Bilirkişi tarafından düzenlenen bilirkişi raporunda özetle;03.05.2019 tarihinde yaptığımız keşif sırasında iddia edilen çalışmalara ait hiçbir çalışmanın bulunmadığı varsa bitirilmiş olduğu tespit edildiği, davacının tarafından 11.07.2017 tarihinde meydana geldiği iddia edilen hasarın ….. tarafından yapıldığına dair tutanaklara dayanan davaya ilişkin davalı ….. hasarın kendisinin değil sözleşme yaptığı ve adına çalışan ……İnş. San. ve Dış. Tic. A.Ş + …… İnş. Gıda Turizm San Tic. Ltd. Şti ortaklığı tarafından gerçekleştirildiği belirtildiği, hasar içeriğinin, hasara uğrayan yerde 1×2 HDPE yer altı boru güzergahının hasara en yakın 2 menhol arasında yenilenmesi içerikli olduğu, hasarın onarımı için kullanılan malzemelerin HPDE boru, KPDF kablo, çeşitli ek parçalan, konnektör vb. işçiliğin ise kablo çekme, parke taşı döşeme, ek işlerinin yapılması gibi tamamen kablo onarımına yönelik yapılması ve kullanılması gerekli malzeme ve işler olduğu, hasar onanm bedelinin o günkü piyasa koşullarında normal değerlerde olduğu, hesaplamalarda …… ’un birim fiyat tarifelerinin dikkate alındığı, yerleşik Yargıtay içtihatları gereği, davalı ….. yetkililerinin sözleşme imzalayarak iş yaptırdıkları …… İnş. San. ve Dış. Tic. A.Ş + …… İnş. Gıda Turizm San Tic. Ltd. Şti ortaklığının çalışmaları ve çalışanları üzerinde gözetim ve denetim yükümlülüğü bulunduğu, davalı …..’nin hasara kendisinin sebep olmadığım iddia ettiği bu firmalara ile müşterek müteselsil sorumlu tutulması gerektiği, hasarın giderilmesi için 829,93TL malzeme, 795,32TL işçilik, 95,04TL işletme zararı olmak üzere toplam 1.720,29TL olduğu bu tutarın o günkü piyasa koşullan için makul olduğu, Yargıtay içtihatları gereği, yerleşik ödeme tarihine kadar avans faizi uygulanması hususunun kabul gördüğü kanaatine vardığını beyan ederek raporunu mahkememize ibraz etmiştir.

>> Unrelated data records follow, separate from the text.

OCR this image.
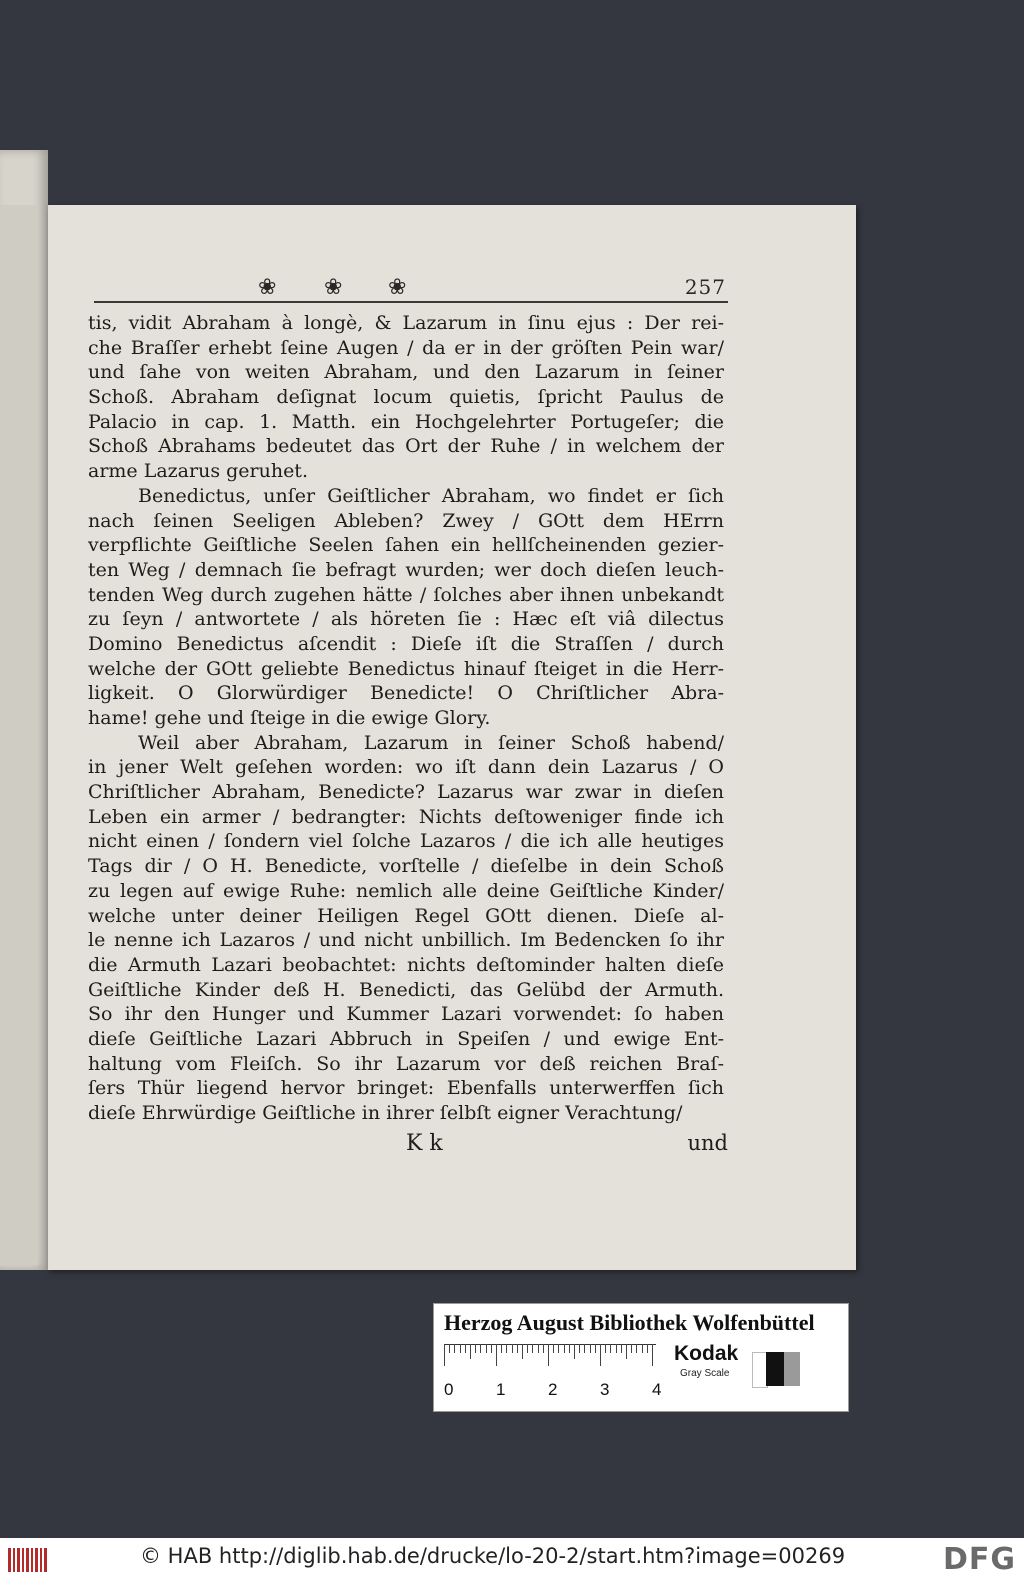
❀ ❀ ❀	257
tis, vidit Abraham à longè, & Lazarum in ſinu ejus : Der rei-
che Braſſer erhebt ſeine Augen / da er in der gröſten Pein war/
und ſahe von weiten Abraham, und den Lazarum in ſeiner
Schoß. Abraham deſignat locum quietis, ſpricht Paulus de
Palacio in cap. 1. Matth. ein Hochgelehrter Portugeſer; die
Schoß Abrahams bedeutet das Ort der Ruhe / in welchem der
arme Lazarus geruhet.
Benedictus, unſer Geiſtlicher Abraham, wo findet er ſich
nach ſeinen Seeligen Ableben? Zwey / GOtt dem HErrn
verpflichte Geiſtliche Seelen ſahen ein hellſcheinenden gezier-
ten Weg / demnach ſie befragt wurden; wer doch dieſen leuch-
tenden Weg durch zugehen hätte / ſolches aber ihnen unbekandt
zu ſeyn / antwortete / als höreten ſie : Hæc eſt viâ dilectus
Domino Benedictus aſcendit : Dieſe iſt die Straſſen / durch
welche der GOtt geliebte Benedictus hinauf ſteiget in die Herr-
ligkeit. O Glorwürdiger Benedicte! O Chriſtlicher Abra-
hame! gehe und ſteige in die ewige Glory.
Weil aber Abraham, Lazarum in ſeiner Schoß habend/
in jener Welt geſehen worden: wo iſt dann dein Lazarus / O
Chriſtlicher Abraham, Benedicte? Lazarus war zwar in dieſen
Leben ein armer / bedrangter: Nichts deſtoweniger finde ich
nicht einen / ſondern viel ſolche Lazaros / die ich alle heutiges
Tags dir / O H. Benedicte, vorſtelle / dieſelbe in dein Schoß
zu legen auf ewige Ruhe: nemlich alle deine Geiſtliche Kinder/
welche unter deiner Heiligen Regel GOtt dienen. Dieſe al-
le nenne ich Lazaros / und nicht unbillich. Im Bedencken ſo ihr
die Armuth Lazari beobachtet: nichts deſtominder halten dieſe
Geiſtliche Kinder deß H. Benedicti, das Gelübd der Armuth.
So ihr den Hunger und Kummer Lazari vorwendet: ſo haben
dieſe Geiſtliche Lazari Abbruch in Speiſen / und ewige Ent-
haltung vom Fleiſch. So ihr Lazarum vor deß reichen Braſ-
ſers Thür liegend hervor bringet: Ebenfalls unterwerffen ſich
dieſe Ehrwürdige Geiſtliche in ihrer ſelbſt eigner Verachtung/
K k	und
Herzog August Bibliothek Wolfenbüttel
0	1	2	3	4
Kodak
Gray Scale
© HAB http://diglib.hab.de/drucke/lo-20-2/start.htm?image=00269	DFG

DELİLLERİN DEĞERLENDİRİLMESİ VE GEREKÇE:
Dava, davacı telekominikasyon şirketine ait kablolara davalı tarafça yapılan kazı çalışmaları sırasında zarar verilmesi iddiasıyla uğranılan zararın tazmini istemiyle açılmıştır.
Davalı tarafça söz konusu yerde taraflarınca değil idarelerinin müteahhitlerinden olan dava dışı iş ortaklığının çalışması olduğunu, hasarın meydana gelmesinde idarelerinin değil dava dışı bu ortaklığın kusurunun mevcut olduğu, idareleri ile bu iş ortaklığı arasındaki sözleşme hükümlerinde sorumsuzluk hükümleri nedeni ile husumetin kendilerine yöneltilemeyeceğini, idareleri ile iş ortaklığı arasındaki sözleşmenin istisna sözleşmesi olması nedeni ile davanın husumet neden ile reddine karar verilmesi gerektiği savunulmuştur.

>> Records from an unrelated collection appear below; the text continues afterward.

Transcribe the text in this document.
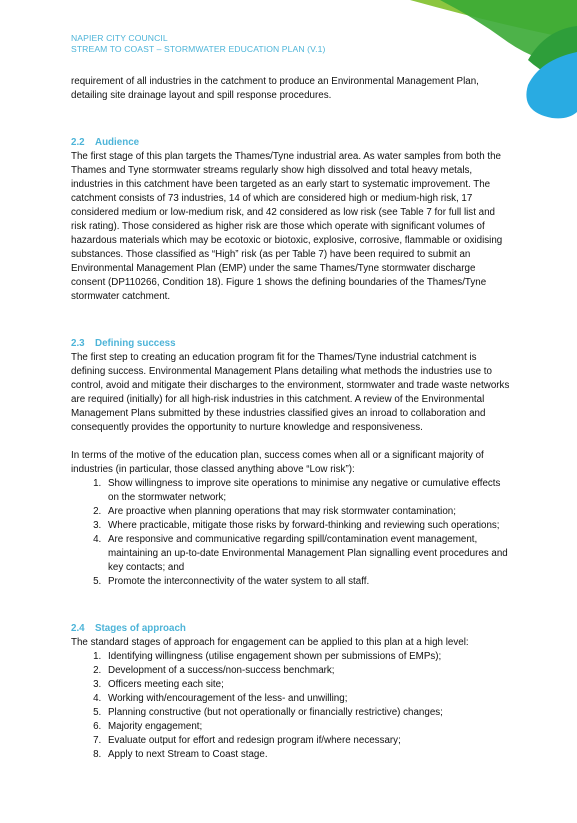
NAPIER CITY COUNCIL
STREAM TO COAST – STORMWATER EDUCATION PLAN (V.1)

requirement of all industries in the catchment to produce an Environmental Management Plan, detailing site drainage layout and spill response procedures.

2.2 Audience

The first stage of this plan targets the Thames/Tyne industrial area. As water samples from both the Thames and Tyne stormwater streams regularly show high dissolved and total heavy metals, industries in this catchment have been targeted as an early start to systematic improvement. The catchment consists of 73 industries, 14 of which are considered high or medium-high risk, 17 considered medium or low-medium risk, and 42 considered as low risk (see Table 7 for full list and risk rating). Those considered as higher risk are those which operate with significant volumes of hazardous materials which may be ecotoxic or biotoxic, explosive, corrosive, flammable or oxidising substances. Those classified as “High” risk (as per Table 7) have been required to submit an Environmental Management Plan (EMP) under the same Thames/Tyne stormwater discharge consent (DP110266, Condition 18). Figure 1 shows the defining boundaries of the Thames/Tyne stormwater catchment.

2.3 Defining success

The first step to creating an education program fit for the Thames/Tyne industrial catchment is defining success. Environmental Management Plans detailing what methods the industries use to control, avoid and mitigate their discharges to the environment, stormwater and trade waste networks are required (initially) for all high-risk industries in this catchment. A review of the Environmental Management Plans submitted by these industries classified gives an inroad to collaboration and consequently provides the opportunity to nurture knowledge and responsiveness.

In terms of the motive of the education plan, success comes when all or a significant majority of industries (in particular, those classed anything above “Low risk”):

1. Show willingness to improve site operations to minimise any negative or cumulative effects on the stormwater network;
2. Are proactive when planning operations that may risk stormwater contamination;
3. Where practicable, mitigate those risks by forward-thinking and reviewing such operations;
4. Are responsive and communicative regarding spill/contamination event management, maintaining an up-to-date Environmental Management Plan signalling event procedures and key contacts; and
5. Promote the interconnectivity of the water system to all staff.
2.4 Stages of approach

The standard stages of approach for engagement can be applied to this plan at a high level:

1. Identifying willingness (utilise engagement shown per submissions of EMPs);
2. Development of a success/non-success benchmark;
3. Officers meeting each site;
4. Working with/encouragement of the less- and unwilling;
5. Planning constructive (but not operationally or financially restrictive) changes;
6. Majority engagement;
7. Evaluate output for effort and redesign program if/where necessary;
8. Apply to next Stream to Coast stage.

Taraflarca gösterilen tüm deliller toplanmıştır.
Davacı şirket tarafından hasar sonrası hasar tespit tutanağı tutulmuş ve söz konusu zararların …… İnşaat firmasına giderildiği ve buna ilişkin tutanak ve belgelerin dava dilekçesine eklendiği görülmüştür.
Dava dilekçesine ekli hasar tespit tutanağı incelendiğinde; 11/07/2017 tarihli hasar tespit tutanağının tutulduğu, hasar yerinin Esenyurt …… mah. …… Sokak ile ,…… Sokak kesişimi olarak belirtildiği, hasarı yapanın ….. olarak gösterildiği görülmüştür.
Mahkememizce bilirkişi incelemesi yaptırılmasına karar verilmiş, bir inşaat mühendisi ve bir elektronik mühendisinden oluşan bilirkişi heyetinin mahkememizce verilen yerinde inceleme yetkisi kapsamında yapmış oldukları yerinde inceleme neticesinde düzenlemiş oldukları bilikişi raporunda özetle; iddia edilen çalışmaların ve onarımların bitirilmiş olduğu, tutulan tutanaklarda ne arıza ne de iddia edilen kazılara ve tamirat çalışmalarına ait resim, görüntü mevcut olmadığı, yol ve tretuar üzerinde bulunan menhol ve ek odalarının bölgede yer altı ……. tesisinin varlığını işaret etmiş olması, buna rağmen gerekli dikkat ve özen yükümlülüğünün gösterilmediği, davalı şirketin alt yapı kazı müsaadesi alıp çalışmalara başladığına dair dosyada hiçbir bilgi ve belge olmadığı, altyapı kazı müsaadesi alınmış olsa ilgili belediyece bölgede altyapısı olabilecek …., ….. gibi kuruluşlara yönlendirilerek kazı yapacağı, bölgede alt yapısı olan kuruluşların haberdar edileceği, kazı yapan davalı tarafın uyarılacağı, alınacak olan kazı müsaadesi belgesi ile kazı yapılacağı esnada ….. ‘dan gözcü talep edilmesi veya önceden ….. yetkilileri ile birlikte güzergahın incelenmesinin yapılabilecek olduğu, davalı tarafın kazı işlemleri ve altyapı sistemleri (yağmur suyu ve atıksı) davacı tarafın altyapı sistemlerinden daha aşağıda bulunduğundan davalı taraf çalışmaları için davacı tarafın alt yapısının daha altına inilmesi gerektiği, bu sebeple yapılan iş ile hasar arasında illiyet bağı bulunmadığı, hasarın giderilme bedelinin toplam 11.262,19 TL olduğu ve bu tutarın o günkü piyasa koşulları için makul olduğunun bildirildiği görülmüştür.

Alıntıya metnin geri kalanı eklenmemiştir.